November 2008

LAVERDA RGS 1000 Executive

Urs Haberstich

Man schrieb das Jahr 1985, als sich ein gut situierter, grossgewachsener Mann Ende vierzig, entschied, zu seinem Freizeitvergnügen eine exklusive, feuerrote Laverda RGS 1000 Executive zuzulegen. Voller Freude an der Sache pflegte und bewegte er die Maschine Jahr für Jahr – aus geschäftlichen Gründen nicht besonders oft und auch nicht allzu weit, aber doch regelmässig.

15 Jahre später, ich hatte gerade eine neue Arbeitsstelle angetreten, erschien genau dieser Herr in meinem Büro. Ich fragte mich im ersten Augenblick schon, ob ich vielleicht was falsch gemacht habe, dass so plötzlich ein Herr der Konzernleitung in meinen Büro steht, aber er sagte zu mir in einem freundlichen Ton: "Ich habe gesehen, dass Sie Laverda fahren!". Er erzählte mir, dass er selber auch noch im Besitze einer RGS 1000 sein, diese aber gerne verkaufen möchte. "Dieses Motorrad muss von einem etwas jüngeren Fahrer bewegt werden. Ich fahre seit kurzen eine Harley-Davidson und finde, die passt besser zu einem Mann mit 60." Erstaunt über das so spontan entstandene Gespräch sicherte ich ihm zu, bei der Käufersuche zu helfen.

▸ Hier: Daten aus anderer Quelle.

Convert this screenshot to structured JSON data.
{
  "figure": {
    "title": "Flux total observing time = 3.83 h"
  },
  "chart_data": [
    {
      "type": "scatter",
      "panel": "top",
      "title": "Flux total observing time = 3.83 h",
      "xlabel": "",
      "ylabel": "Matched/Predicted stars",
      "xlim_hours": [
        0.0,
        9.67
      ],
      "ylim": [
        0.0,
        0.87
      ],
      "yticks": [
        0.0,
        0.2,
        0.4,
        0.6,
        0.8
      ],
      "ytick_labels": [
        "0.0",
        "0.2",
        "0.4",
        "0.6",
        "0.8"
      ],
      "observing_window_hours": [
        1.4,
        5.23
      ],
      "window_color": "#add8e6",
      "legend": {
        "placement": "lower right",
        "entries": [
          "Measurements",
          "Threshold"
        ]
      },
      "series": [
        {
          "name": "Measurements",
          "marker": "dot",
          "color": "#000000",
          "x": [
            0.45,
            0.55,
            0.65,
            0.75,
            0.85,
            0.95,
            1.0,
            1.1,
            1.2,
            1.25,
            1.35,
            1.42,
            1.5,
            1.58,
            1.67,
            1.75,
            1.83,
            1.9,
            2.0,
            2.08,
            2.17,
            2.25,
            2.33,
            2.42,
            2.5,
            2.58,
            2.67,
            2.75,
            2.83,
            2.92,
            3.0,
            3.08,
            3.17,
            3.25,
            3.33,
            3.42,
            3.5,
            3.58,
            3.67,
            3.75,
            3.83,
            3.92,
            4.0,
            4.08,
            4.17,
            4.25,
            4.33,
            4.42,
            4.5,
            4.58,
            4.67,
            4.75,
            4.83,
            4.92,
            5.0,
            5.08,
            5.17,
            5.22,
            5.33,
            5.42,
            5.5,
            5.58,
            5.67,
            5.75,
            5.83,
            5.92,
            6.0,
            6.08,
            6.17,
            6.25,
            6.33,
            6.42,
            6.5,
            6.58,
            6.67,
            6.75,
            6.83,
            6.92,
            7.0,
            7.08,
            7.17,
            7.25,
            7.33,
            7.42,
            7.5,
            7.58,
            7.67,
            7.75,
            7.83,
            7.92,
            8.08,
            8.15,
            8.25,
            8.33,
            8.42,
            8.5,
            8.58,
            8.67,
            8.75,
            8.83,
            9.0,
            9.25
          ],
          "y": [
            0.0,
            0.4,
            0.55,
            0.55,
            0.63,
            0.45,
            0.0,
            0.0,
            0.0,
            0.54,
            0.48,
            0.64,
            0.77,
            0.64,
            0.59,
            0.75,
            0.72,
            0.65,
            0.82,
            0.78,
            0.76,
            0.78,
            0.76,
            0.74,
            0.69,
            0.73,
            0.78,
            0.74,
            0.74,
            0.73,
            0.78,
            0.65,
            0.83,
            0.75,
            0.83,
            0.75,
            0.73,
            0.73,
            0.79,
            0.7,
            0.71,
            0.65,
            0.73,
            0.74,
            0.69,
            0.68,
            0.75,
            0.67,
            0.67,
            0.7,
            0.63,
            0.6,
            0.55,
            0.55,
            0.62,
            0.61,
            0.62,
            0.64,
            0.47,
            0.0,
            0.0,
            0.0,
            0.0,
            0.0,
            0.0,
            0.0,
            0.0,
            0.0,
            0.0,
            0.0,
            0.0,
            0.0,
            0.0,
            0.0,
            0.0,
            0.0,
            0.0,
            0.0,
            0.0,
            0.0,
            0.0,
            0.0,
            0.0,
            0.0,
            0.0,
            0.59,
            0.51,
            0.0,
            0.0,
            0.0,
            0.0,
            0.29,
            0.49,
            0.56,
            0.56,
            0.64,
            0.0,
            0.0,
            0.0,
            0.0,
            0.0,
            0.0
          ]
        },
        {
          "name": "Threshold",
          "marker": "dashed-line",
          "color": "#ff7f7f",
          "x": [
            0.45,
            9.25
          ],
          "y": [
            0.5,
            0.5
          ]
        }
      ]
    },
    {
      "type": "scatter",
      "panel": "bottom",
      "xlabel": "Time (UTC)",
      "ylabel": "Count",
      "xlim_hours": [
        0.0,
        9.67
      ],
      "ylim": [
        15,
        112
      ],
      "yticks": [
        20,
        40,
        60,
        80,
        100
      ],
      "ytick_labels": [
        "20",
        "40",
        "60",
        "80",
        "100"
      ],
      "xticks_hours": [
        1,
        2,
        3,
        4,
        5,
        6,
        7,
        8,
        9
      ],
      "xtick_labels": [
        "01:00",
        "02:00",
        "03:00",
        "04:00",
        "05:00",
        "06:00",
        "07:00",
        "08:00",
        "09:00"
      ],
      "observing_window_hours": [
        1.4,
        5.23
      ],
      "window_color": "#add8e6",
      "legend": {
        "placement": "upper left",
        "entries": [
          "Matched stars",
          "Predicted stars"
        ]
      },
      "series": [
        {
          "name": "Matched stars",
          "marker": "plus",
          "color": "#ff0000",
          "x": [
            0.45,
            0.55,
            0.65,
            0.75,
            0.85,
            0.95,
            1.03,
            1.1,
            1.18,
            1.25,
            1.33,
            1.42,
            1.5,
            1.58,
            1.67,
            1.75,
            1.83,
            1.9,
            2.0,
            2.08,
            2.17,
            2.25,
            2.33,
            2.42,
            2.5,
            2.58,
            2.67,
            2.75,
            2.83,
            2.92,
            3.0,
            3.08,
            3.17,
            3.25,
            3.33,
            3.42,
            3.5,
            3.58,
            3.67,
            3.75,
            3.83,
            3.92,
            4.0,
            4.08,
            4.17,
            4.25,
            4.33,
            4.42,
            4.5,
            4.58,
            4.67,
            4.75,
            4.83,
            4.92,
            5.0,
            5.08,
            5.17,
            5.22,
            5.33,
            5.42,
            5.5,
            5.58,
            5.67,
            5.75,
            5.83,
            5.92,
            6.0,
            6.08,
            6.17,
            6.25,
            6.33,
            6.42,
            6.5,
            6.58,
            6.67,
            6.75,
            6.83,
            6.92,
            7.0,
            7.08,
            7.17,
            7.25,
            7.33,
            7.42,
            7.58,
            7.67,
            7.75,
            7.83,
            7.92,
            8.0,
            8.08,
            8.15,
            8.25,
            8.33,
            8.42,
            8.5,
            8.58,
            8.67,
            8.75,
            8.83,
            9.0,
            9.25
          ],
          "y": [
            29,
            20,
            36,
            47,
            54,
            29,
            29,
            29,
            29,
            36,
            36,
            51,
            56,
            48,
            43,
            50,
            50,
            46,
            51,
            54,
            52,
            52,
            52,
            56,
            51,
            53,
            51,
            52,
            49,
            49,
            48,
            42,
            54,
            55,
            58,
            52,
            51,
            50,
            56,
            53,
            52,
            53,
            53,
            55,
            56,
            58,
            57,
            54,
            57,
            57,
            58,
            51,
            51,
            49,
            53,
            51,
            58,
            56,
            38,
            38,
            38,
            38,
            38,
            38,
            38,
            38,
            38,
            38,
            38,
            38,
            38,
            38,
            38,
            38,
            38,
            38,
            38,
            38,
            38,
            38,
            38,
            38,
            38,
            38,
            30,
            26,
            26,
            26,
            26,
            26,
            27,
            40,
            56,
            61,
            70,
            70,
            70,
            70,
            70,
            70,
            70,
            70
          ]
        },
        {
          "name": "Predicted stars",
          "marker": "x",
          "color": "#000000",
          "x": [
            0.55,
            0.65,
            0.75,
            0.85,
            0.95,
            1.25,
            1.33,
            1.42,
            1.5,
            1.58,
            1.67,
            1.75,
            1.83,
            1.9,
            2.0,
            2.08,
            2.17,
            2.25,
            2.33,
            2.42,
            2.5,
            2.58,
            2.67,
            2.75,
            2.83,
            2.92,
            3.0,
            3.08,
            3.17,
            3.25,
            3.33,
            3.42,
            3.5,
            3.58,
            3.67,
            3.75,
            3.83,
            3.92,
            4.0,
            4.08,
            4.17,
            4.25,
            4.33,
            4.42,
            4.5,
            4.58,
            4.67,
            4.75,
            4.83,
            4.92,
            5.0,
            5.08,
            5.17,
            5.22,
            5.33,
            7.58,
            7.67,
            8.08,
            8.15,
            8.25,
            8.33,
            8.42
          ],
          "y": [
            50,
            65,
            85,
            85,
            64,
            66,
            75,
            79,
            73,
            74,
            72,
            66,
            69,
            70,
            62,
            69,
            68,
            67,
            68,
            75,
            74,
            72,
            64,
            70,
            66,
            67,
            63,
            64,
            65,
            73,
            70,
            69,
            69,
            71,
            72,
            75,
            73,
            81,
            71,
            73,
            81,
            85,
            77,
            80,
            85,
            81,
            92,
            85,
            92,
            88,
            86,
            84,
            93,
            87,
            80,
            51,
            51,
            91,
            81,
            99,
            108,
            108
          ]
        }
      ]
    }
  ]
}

Ich selber hatte damals erst kurz vorher noch eine 750 SF gekauft und war daher etwas knapp bei Kasse. Wie versprochen hörte ich mich also ein bisschen um und fand schon bald einen valablen Käufer: René Zinggeler war ganz begeistert von diesem Motorrad und musste es unbedingt haben. Nur schon die stromlinienförmigen Koffer waren eine Exklusivität, welche man damals noch kaum auf der Strasse gesehen hat.


Wieder gingen acht Jahre ins Land. Ich hatte wegen mangelnder Rennambitionen kürzlich meine Ducati 851 verkauft und war auf der Suche nach einer Laverda zum Reisen als Ersatz. Da fuhr ich eines Abends wegen einem MFK-Aufgebot noch rasch bei Walti Steiner vorbei - und da stand sie wieder - die rote RGS 1000 Executive.
Ich schaute sie an und Walti fragte mich zu meinem Erstaunen, ob ich vielleicht Interesse hätte. "Weißt du, René will eine Harley kaufen und trennt sich deshalb von seiner RGS." Dies musste ich mir nicht lange überlegen. Noch am gleichen Abend rief ich René an und machte den Handel komplett.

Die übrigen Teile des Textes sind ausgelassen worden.